REVIEW: TEXTURA (.ORG)
The latest installment in 12k's Limited Series finds Molly Berg, Olivia Block, Steve Roden, and Stephen Vitiello—Moss, naturally—collaborating on a twenty-four-minute live improvisation recorded at a midnight concert on September 28, 2010 at the Trinity Cathedral in San Jose, California as part of the digital arts 01SJ Biennal. The set was originally planned to be a duo involving Berg and Vitiello (previously responsible for the The Gorilla Variations issued on 12k in 2009), but as Block and Roden had performed solo sets on the previous nights at the same festival, all four were available to participate in a live performance. All contribute significantly to a total sound mass—an expansive sonic landscape of sorts—that seems to take on a life and will of its own as it develops, despite the fact that there are four individuals breathing life into it.

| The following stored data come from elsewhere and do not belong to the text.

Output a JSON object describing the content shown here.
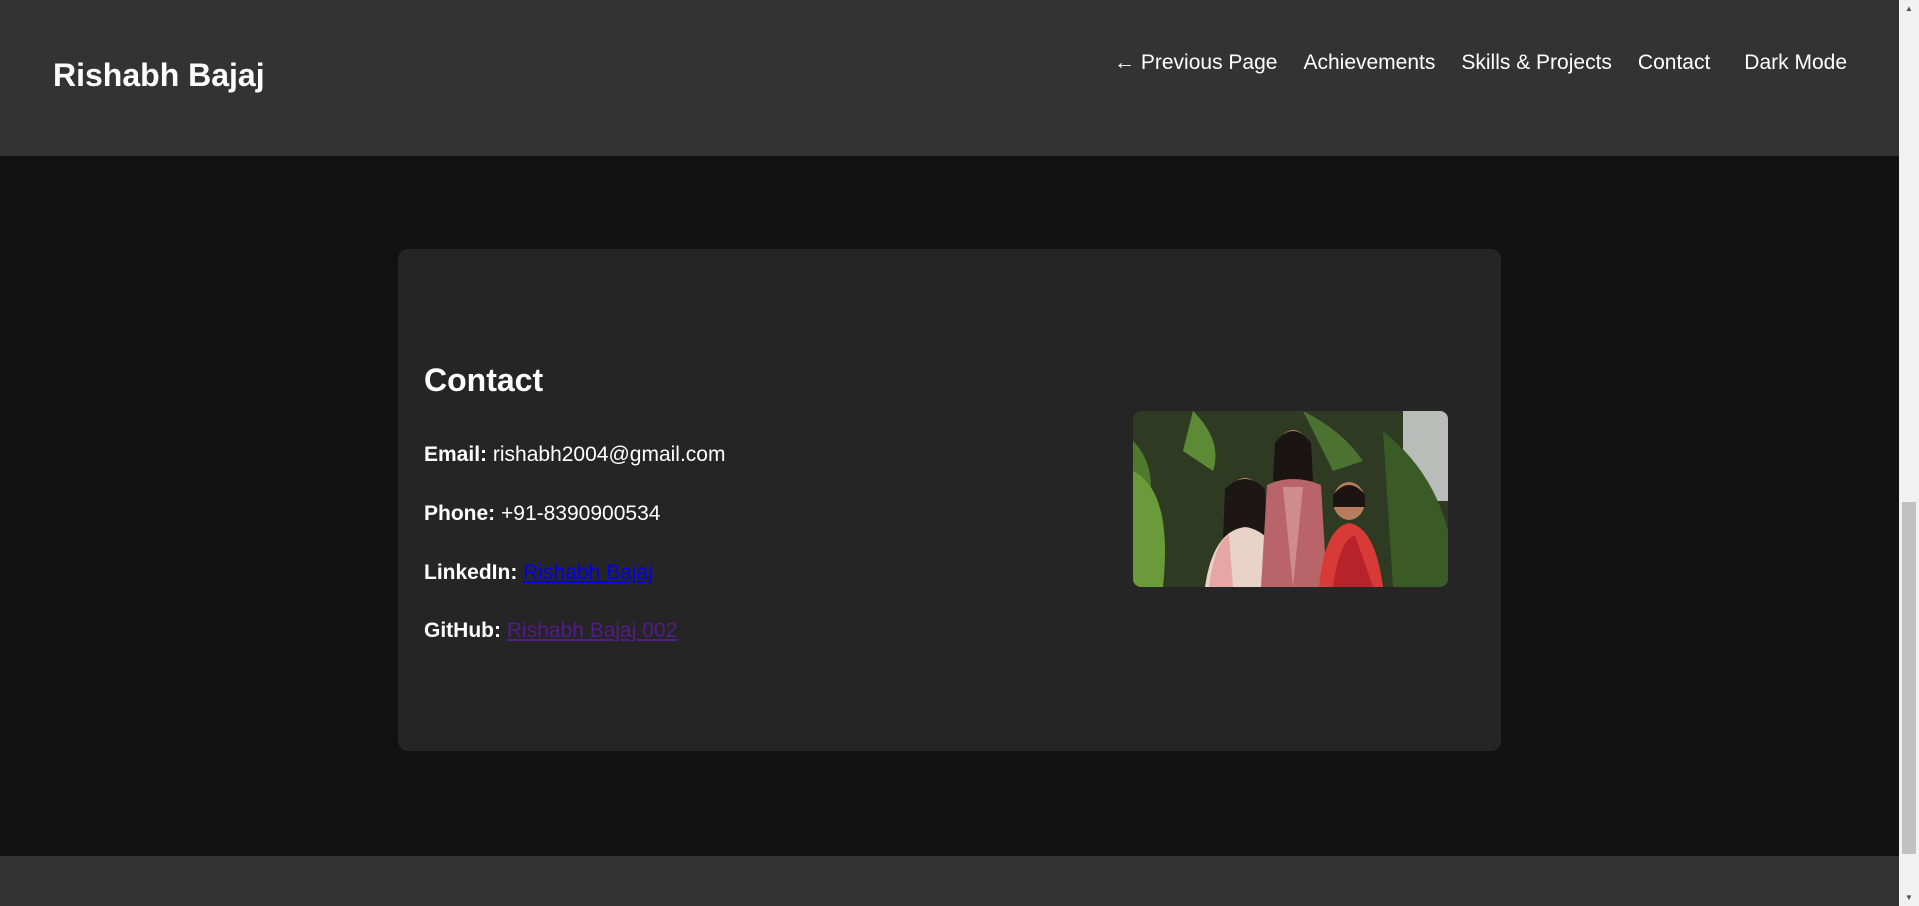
{
  "header": {
    "title": "Rishabh Bajaj",
    "nav": {
      "previous": "← Previous Page",
      "achievements": "Achievements",
      "skills": "Skills & Projects",
      "contact": "Contact",
      "dark_mode": "Dark Mode"
    }
  },
  "contact": {
    "heading": "Contact",
    "email_label": "Email:",
    "email_value": "rishabh2004@gmail.com",
    "phone_label": "Phone:",
    "phone_value": "+91-8390900534",
    "linkedin_label": "LinkedIn:",
    "linkedin_text": "Rishabh Bajaj",
    "github_label": "GitHub:",
    "github_text": "Rishabh Bajaj 002"
  },
  "colors": {
    "page_bg": "#121212",
    "header_bg": "#333333",
    "card_bg": "#252525",
    "link_unvisited": "#0000ee",
    "link_visited": "#551a8b"
  }
}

Berg's clarinet is the primary lead voice in the early going, but other sounds grow in prominence as the piece develops. The guitar and lap steel guitar playing of Vitiello and Roden, respectively, and Block's field recordings, tapes, and electronics flesh out the collective sound considerably until it becomes a restlessly mutating organism. Berg's presence in particular lends a humanizing character to the drone-like material, whether that comes in the form of woodsy clarinet playing or occasional voice contributions (Roden's voice is also present). Throughout the piece, myriad individual sounds float o'ertop a shimmering bed of electronics and textures, with the four participants being careful to leave space for each other's sounds and not cancel one another out. The mood is peaceful and meditative, and the feel relaxed and patient. As the piece nears its end, the intensity level rises slightly, prompting Berg's clarinet to swoop and weave as the material moves into its closing moments. It's rather remarkable to discover just how organized and balanced the piece sounds, especially considering its improvised form. Such an outcome must to some degree be attributable to the humility and restraint exemplified by the collaborators in the approach they brought, individually and collectively, to the music's creation.